The performance of active flow technology chromatography columns in parallel segmented flow mode packed with 5 µm Hypersil GOLD particles was compared to conventional UHPLC columns packed with 1.9 µm Hypersil GOLD particles. While the conventional UHPLC columns produced more theoretical plates at the optimum flow rate, when separations were performed at maximum through-put the larger particle size AFT column out-performed the UHPLC column. When both the AFT column and the UHPLC column were operated such that they yielded the same number of theoretical plates per separation, the separation on the AFT column was twice as fast as that on the UHPLC column, with the same level of sensitivity and at just 70% of the back pressure. Furthermore, as the flow velocity further increased the performance gain on the AFT column compared to the UHPLC column improved. An additional advantage of the AFT column was that the flow stream at the exit of the column was split in the radial cross section of the peak profile. This enables the AFT column to be coupled to a flow limiting detector, such as a mass spectrometer. When operated under high through-put conditions separations as fast as six seconds, using mobile phase flow rates in the order of 5-6 mL/min have been recorded.

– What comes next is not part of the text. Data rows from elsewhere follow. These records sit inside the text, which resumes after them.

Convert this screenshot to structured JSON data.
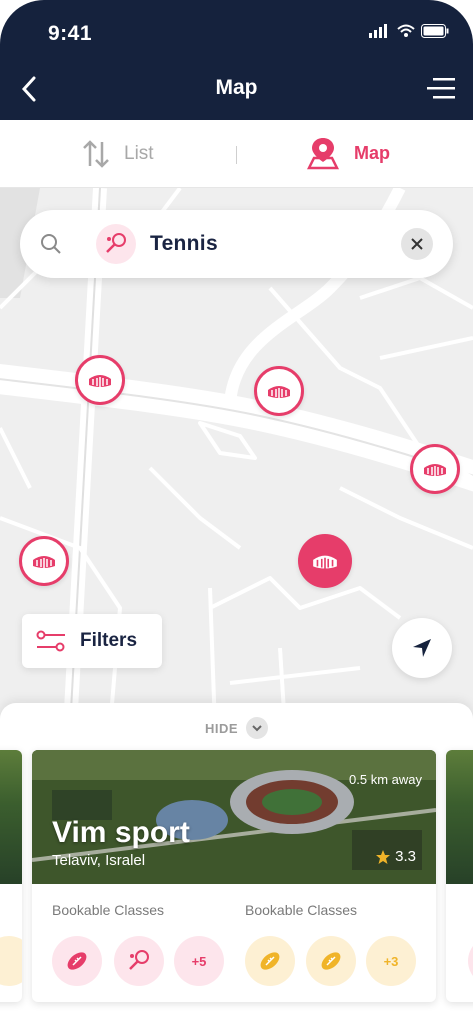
{
  "status": {
    "time": "9:41"
  },
  "header": {
    "title": "Map"
  },
  "toggle": {
    "list_label": "List",
    "map_label": "Map"
  },
  "search": {
    "query": "Tennis"
  },
  "map": {
    "filters_label": "Filters"
  },
  "sheet": {
    "hide_label": "HIDE",
    "card": {
      "distance": "0.5 km away",
      "name": "Vim sport",
      "location": "Telaviv, Isralel",
      "rating": "3.3",
      "left_label": "Bookable Classes",
      "right_label": "Bookable Classes",
      "left_more": "+5",
      "right_more": "+3"
    }
  },
  "colors": {
    "primary": "#15223d",
    "accent": "#e63d6a",
    "accent_light": "#fde5ec",
    "gold": "#f0b429",
    "gold_light": "#fdf0d3"
  }
}
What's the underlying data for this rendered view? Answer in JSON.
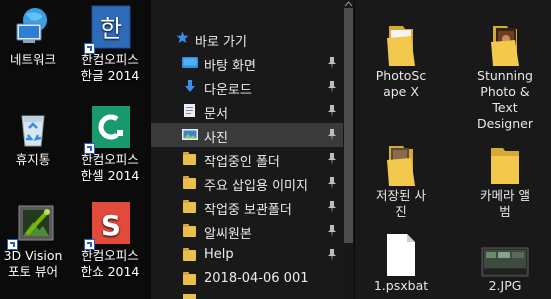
{
  "desktop": {
    "icons": [
      {
        "label": "네트워크",
        "label2": "",
        "icon": "network-icon"
      },
      {
        "label": "한컴오피스",
        "label2": "한글 2014",
        "icon": "hangul-2014-icon"
      },
      {
        "label": "휴지통",
        "label2": "",
        "icon": "recycle-bin-icon"
      },
      {
        "label": "한컴오피스",
        "label2": "한셀 2014",
        "icon": "hancell-2014-icon"
      },
      {
        "label": "3D Vision",
        "label2": "포토 뷰어",
        "icon": "3d-vision-photo-viewer-icon"
      },
      {
        "label": "한컴오피스",
        "label2": "한쇼 2014",
        "icon": "hanshow-2014-icon"
      }
    ]
  },
  "nav": {
    "header": "바로 가기",
    "items": [
      {
        "label": "바탕 화면",
        "icon": "desktop-folder-icon",
        "pinned": true
      },
      {
        "label": "다운로드",
        "icon": "download-arrow-icon",
        "pinned": true
      },
      {
        "label": "문서",
        "icon": "documents-icon",
        "pinned": true
      },
      {
        "label": "사진",
        "icon": "pictures-icon",
        "pinned": true,
        "selected": true
      },
      {
        "label": "작업중인 폴더",
        "icon": "folder-icon",
        "pinned": true
      },
      {
        "label": "주요 삽입용 이미지",
        "icon": "folder-icon",
        "pinned": true
      },
      {
        "label": "작업중 보관폴더",
        "icon": "folder-icon",
        "pinned": true
      },
      {
        "label": "알씨원본",
        "icon": "folder-icon",
        "pinned": true
      },
      {
        "label": "Help",
        "icon": "folder-icon",
        "pinned": true
      },
      {
        "label": "2018-04-06 001",
        "icon": "folder-icon",
        "pinned": false
      }
    ]
  },
  "content": {
    "items": [
      {
        "label": "PhotoSc",
        "label2": "ape X",
        "label3": "",
        "icon": "folder-icon"
      },
      {
        "label": "Stunning",
        "label2": "Photo &",
        "label3": "Text",
        "label4": "Designer",
        "icon": "app-folder-icon"
      },
      {
        "label": "저장된 사",
        "label2": "진",
        "icon": "folder-icon"
      },
      {
        "label": "카메라 앨",
        "label2": "범",
        "icon": "folder-icon"
      },
      {
        "label": "1.psxbat",
        "label2": "",
        "icon": "file-icon"
      },
      {
        "label": "2.JPG",
        "label2": "",
        "icon": "image-thumbnail-icon"
      }
    ]
  },
  "colors": {
    "accent": "#3b8ee5",
    "folder": "#e8c04a",
    "selected_row": "#3a3a3a"
  }
}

Tuning a Parallel Segmented Flow Column and Enabling Multiplexed Detection.

Active flow technology (AFT) is new form of column technology that was designed to overcome flow heterogeneity to increase separation performance in terms of efficiency and sensitivity and to enable multiplexed detection. This form of AFT uses a parallel segmented flow (PSF) column. A PSF column outlet end-fitting consists of 2 or 4 ports, which can be multiplexed to connect up to 4 detectors. The PSF column not only allows a platform for multiplexed detection but also the combination of both destructive and non-destructive detectors, without additional dead volume tubing, simultaneously. The amount of flow through each port can also be adjusted through pressure management to suit the requirements of a specific detector(s). To achieve multiplexed detection using a PSF column there are a number of parameters which can be controlled to ensure optimal separation performance and quality of results; that is tube dimensions for each port, choice of port for each type of detector and flow adjustment. This protocol is intended to show how to use and tune a PSF column functioning in a multiplexed mode of detection.